This documentation is for an unreleased version of Apache Paimon. We recommend you use the latest stable version.
MySQL CDC #
Paimon supports synchronizing changes from different databases using change data capture (CDC). This feature requires Flink and its CDC connectors.
Prepare CDC Bundled Jar #
Download CDC Bundled Jar
and put them under <FLINK_HOME>/lib/.
Version | Bundled Jar |
---|---|
2.3.x | Only supported in versions below 0.8.2 |
2.4.x | Only supported in versions below 0.8.2 |
3.0.x | Only supported in versions below 0.8.2 |
3.1.x |
Synchronizing Tables #
By using MySqlSyncTableAction in a Flink DataStream job or directly through flink run
, users can synchronize one or multiple tables from MySQL into one Paimon table.
To use this feature through flink run
, run the following shell command.
<FLINK_HOME>/bin/flink run \
/path/to/paimon-flink-action-1.0-SNAPSHOT.jar \
mysql_sync_table
--warehouse <warehouse-path> \
--database <database-name> \
--table <table-name> \
[--partition_keys <partition_keys>] \
[--primary_keys <primary-keys>] \
[--type_mapping <option1,option2...>] \
[--computed_column <'column-name=expr-name(args[, ...])'> [--computed_column ...]] \
[--metadata_column <metadata-column>] \
[--mysql_conf <mysql-cdc-source-conf> [--mysql_conf <mysql-cdc-source-conf> ...]] \
[--catalog_conf <paimon-catalog-conf> [--catalog_conf <paimon-catalog-conf> ...]] \
[--table_conf <paimon-table-sink-conf> [--table_conf <paimon-table-sink-conf> ...]]
Configuration | Description |
---|---|
--warehouse |
The path to Paimon warehouse. |
--database |
The database name in Paimon catalog. |
--table |
The Paimon table name. |
--partition_keys |
The partition keys for Paimon table.
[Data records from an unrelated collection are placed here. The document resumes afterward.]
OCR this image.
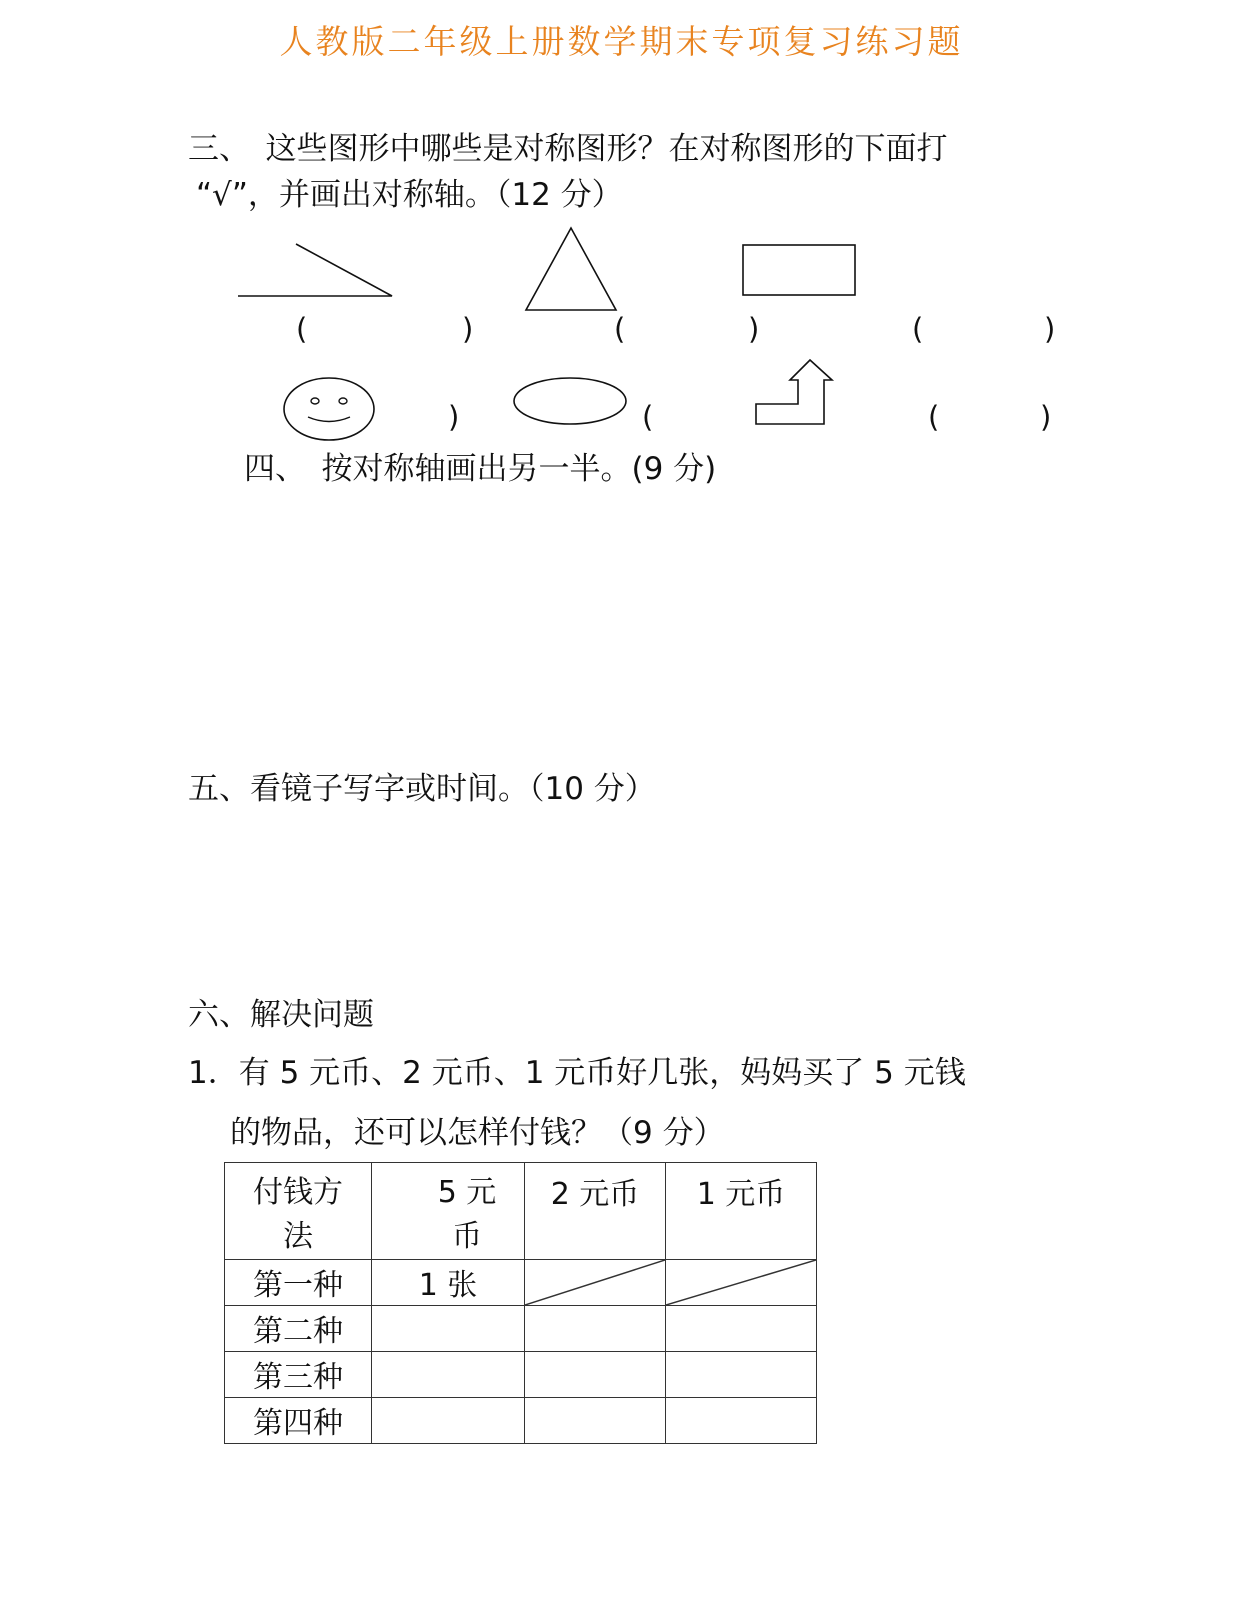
人教版二年级上册数学期末专项复习练习题
三、　这些图形中哪些是对称图形？在对称图形的下面打
“√”，并画出对称轴。（12 分）
(	)	(	)	(	)
)	(	(	)
四、　按对称轴画出另一半。(9 分)
五、看镜子写字或时间。（10 分）
六、解决问题
1．有 5 元币、2 元币、1 元币好几张，妈妈买了 5 元钱
的物品，还可以怎样付钱？（9 分）
付钱方法	5 元币	2 元币	1 元币

第一种	1 张

第二种			

第三种			

第四种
If there are multiple partition keys, connect them with comma, for example "dt,hh,mm". |
--primary_keys |
The primary keys for Paimon table. If there are multiple primary keys, connect them with comma, for example "buyer_id,seller_id". |
--type_mapping |
It is used to specify how to map MySQL data type to Paimon type. Supported options:
|
--computed_column |
The definitions of computed columns. The argument field is from MySQL table field name. See here for a complete list of configurations. |
--metadata_column |
--metadata_column is used to specify which metadata columns to include in the output schema of the connector. Metadata columns provide additional information related to the source data, for example: --metadata_column table_name,database_name,op_ts. See its document for a complete list of available metadata. |
--mysql_conf |
The configuration for Flink CDC MySQL sources. Each configuration should be specified in the format "key=value". hostname, username, password, database-name and table-name are required configurations, others are optional. See its document for a complete list of configurations. |
--catalog_conf |
The configuration for Paimon catalog. Each configuration should be specified in the format "key=value". See here for a complete list of catalog configurations. |
--table_conf |
The configuration for Paimon table sink. Each configuration should be specified in the format "key=value". See here for a complete list of table configurations. |
If the Paimon table you specify does not exist, this action will automatically create the table. Its schema will be derived from all specified MySQL tables. If the Paimon table already exists, its schema will be compared against the schema of all specified MySQL tables.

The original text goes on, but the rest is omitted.